More of the night surfaced in scraps after that, never in order and never when she asked for it. Her own laugh. Streetlights passing overhead one by one. The sound of her boots on pavement. A moment of standing still near the start of the bridge, looking down the road toward the city and thinking the whole night felt suspended, like it had slipped loose from ordinary time. Then a voice. Not loud. Not threatening. Close enough that she had turned toward it without alarm.

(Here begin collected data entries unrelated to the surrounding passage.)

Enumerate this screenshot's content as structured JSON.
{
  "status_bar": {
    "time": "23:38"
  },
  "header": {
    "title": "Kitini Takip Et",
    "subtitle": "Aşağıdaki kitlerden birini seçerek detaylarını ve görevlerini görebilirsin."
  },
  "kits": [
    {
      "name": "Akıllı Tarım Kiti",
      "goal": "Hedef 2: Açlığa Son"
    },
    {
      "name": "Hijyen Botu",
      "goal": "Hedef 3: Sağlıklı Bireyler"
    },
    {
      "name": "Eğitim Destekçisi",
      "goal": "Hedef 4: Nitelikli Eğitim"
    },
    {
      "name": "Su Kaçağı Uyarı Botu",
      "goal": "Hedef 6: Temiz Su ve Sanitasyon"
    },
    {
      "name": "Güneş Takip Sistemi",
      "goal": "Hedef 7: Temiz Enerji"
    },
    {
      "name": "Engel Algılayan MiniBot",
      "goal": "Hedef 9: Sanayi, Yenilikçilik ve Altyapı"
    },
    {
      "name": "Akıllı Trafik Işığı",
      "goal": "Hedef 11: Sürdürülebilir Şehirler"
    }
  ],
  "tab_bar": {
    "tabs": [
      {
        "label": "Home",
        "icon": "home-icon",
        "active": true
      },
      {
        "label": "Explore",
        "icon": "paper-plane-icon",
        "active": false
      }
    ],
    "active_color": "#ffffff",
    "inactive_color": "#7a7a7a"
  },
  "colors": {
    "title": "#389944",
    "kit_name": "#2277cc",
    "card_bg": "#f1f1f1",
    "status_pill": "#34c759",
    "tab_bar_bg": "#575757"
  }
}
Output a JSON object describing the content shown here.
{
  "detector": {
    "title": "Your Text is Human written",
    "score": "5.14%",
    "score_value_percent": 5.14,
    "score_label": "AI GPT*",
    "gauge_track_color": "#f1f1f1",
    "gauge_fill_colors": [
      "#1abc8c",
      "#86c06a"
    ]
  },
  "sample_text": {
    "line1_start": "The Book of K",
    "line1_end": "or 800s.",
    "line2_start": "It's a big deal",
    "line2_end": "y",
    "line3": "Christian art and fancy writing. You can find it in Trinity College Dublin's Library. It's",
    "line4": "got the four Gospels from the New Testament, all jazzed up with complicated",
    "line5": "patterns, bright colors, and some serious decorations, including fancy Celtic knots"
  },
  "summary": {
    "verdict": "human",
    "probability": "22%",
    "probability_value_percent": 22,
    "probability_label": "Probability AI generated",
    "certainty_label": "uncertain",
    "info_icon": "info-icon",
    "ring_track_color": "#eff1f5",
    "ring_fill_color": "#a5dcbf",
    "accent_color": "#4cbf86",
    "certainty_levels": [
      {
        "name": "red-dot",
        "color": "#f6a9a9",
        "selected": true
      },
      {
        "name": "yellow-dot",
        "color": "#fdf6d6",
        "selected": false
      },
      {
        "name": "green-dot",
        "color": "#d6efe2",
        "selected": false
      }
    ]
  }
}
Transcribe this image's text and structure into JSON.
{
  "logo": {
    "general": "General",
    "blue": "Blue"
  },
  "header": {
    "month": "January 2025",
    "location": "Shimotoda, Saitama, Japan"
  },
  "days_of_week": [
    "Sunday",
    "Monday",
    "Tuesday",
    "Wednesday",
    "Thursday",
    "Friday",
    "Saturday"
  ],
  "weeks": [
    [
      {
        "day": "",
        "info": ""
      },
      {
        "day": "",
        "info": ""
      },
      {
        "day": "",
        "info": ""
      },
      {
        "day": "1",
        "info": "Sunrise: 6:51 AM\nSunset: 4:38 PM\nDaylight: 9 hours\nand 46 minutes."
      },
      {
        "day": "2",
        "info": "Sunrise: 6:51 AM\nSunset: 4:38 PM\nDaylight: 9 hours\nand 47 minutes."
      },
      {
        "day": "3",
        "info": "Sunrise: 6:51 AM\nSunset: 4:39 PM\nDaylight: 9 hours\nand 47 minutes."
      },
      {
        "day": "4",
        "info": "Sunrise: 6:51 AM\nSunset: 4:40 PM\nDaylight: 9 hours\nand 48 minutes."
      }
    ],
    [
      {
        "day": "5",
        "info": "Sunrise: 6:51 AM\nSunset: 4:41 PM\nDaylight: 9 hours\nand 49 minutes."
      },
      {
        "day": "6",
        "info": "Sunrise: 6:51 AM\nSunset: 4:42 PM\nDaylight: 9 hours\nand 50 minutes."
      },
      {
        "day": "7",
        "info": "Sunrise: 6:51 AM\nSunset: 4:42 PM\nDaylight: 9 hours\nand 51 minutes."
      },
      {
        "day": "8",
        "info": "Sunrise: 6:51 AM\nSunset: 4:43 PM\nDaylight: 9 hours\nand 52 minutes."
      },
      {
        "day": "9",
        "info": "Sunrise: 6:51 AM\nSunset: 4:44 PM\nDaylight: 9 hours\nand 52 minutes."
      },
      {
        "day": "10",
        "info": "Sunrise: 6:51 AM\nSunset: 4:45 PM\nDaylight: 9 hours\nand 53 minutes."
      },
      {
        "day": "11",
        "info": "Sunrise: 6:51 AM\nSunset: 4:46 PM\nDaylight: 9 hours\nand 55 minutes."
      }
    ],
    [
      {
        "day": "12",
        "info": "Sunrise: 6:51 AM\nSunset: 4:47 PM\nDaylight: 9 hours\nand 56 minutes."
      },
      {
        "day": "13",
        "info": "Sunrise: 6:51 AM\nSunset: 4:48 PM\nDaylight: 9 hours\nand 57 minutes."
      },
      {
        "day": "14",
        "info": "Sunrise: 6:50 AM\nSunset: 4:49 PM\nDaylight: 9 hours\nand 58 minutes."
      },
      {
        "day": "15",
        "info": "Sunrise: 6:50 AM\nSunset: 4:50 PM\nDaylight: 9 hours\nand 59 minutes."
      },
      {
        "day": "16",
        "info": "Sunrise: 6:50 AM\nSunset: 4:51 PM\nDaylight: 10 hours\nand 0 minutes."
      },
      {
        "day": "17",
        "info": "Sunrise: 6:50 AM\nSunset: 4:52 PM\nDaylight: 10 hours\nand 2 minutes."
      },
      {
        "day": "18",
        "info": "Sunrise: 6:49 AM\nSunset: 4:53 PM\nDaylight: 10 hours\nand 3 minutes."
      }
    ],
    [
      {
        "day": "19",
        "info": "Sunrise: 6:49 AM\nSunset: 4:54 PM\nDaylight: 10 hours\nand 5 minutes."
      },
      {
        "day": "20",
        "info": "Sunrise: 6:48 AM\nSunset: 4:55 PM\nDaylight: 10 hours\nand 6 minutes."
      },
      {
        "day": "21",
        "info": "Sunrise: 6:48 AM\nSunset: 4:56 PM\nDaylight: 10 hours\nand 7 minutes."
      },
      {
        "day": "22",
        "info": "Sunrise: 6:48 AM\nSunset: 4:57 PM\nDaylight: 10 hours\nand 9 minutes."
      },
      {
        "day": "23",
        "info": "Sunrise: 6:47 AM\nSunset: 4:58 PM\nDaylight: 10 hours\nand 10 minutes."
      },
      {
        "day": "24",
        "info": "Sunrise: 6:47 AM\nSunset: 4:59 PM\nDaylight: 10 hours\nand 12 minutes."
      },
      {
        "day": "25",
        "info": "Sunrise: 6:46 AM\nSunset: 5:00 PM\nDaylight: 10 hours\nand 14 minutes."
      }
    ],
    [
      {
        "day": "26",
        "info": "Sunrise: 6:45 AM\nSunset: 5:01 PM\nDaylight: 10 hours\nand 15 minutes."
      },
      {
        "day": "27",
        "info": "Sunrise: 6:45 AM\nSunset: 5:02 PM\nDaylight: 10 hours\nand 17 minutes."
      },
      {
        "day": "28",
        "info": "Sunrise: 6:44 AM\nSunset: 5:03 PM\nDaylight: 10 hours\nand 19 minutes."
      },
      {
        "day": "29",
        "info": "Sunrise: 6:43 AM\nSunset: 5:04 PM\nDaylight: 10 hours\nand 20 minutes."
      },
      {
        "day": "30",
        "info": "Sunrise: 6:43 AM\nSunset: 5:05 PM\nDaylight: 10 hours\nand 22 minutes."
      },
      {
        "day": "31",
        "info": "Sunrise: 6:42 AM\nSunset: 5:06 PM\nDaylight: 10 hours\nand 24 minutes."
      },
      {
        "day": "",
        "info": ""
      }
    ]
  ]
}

She could not hear the words, only the shape of the moment, the fact of somebody being there and her not immediately recoiling from it. Lexi opened her eyes and stared ahead, pulse ticking faster now for a reason that had nothing to do with exertion. She pulled at the ropes again, not with hope this time, but with anger, with the need to reject what her mind was circling. The bindings held. Her wrists burned. The tether at her ankles snapped taut and stopped her cold. She sagged back, breath shaking, and something in the memory sharpened all at once.
Hands.
Not grabbing, not fumbling, not improvising in a rush. Hands working carefully at the rope while the world tilted lazily around her. A loop passed around her wrists. A pull to tighten. Another pass around the beam. The measured pressure of somebody taking their time because they knew she was in no condition to stop them yet. Lexi went still against the steel, every muscle locked, the bridge noise fading beneath the sudden rush in her ears. She did remember. Not enough to see a face, not enough to name a voice, but enough to know this had not been random, not been sloppy, not been some drunken accident she had wandered into and somehow completed herself. Someone had tied her here deliberately, patiently, with practice. She stared through the dark lenses toward the empty road and felt the cold sink deeper than before, because the worst part was not that she was alone on the bridge. The worst part was understanding, finally, that she had not been alone when this began.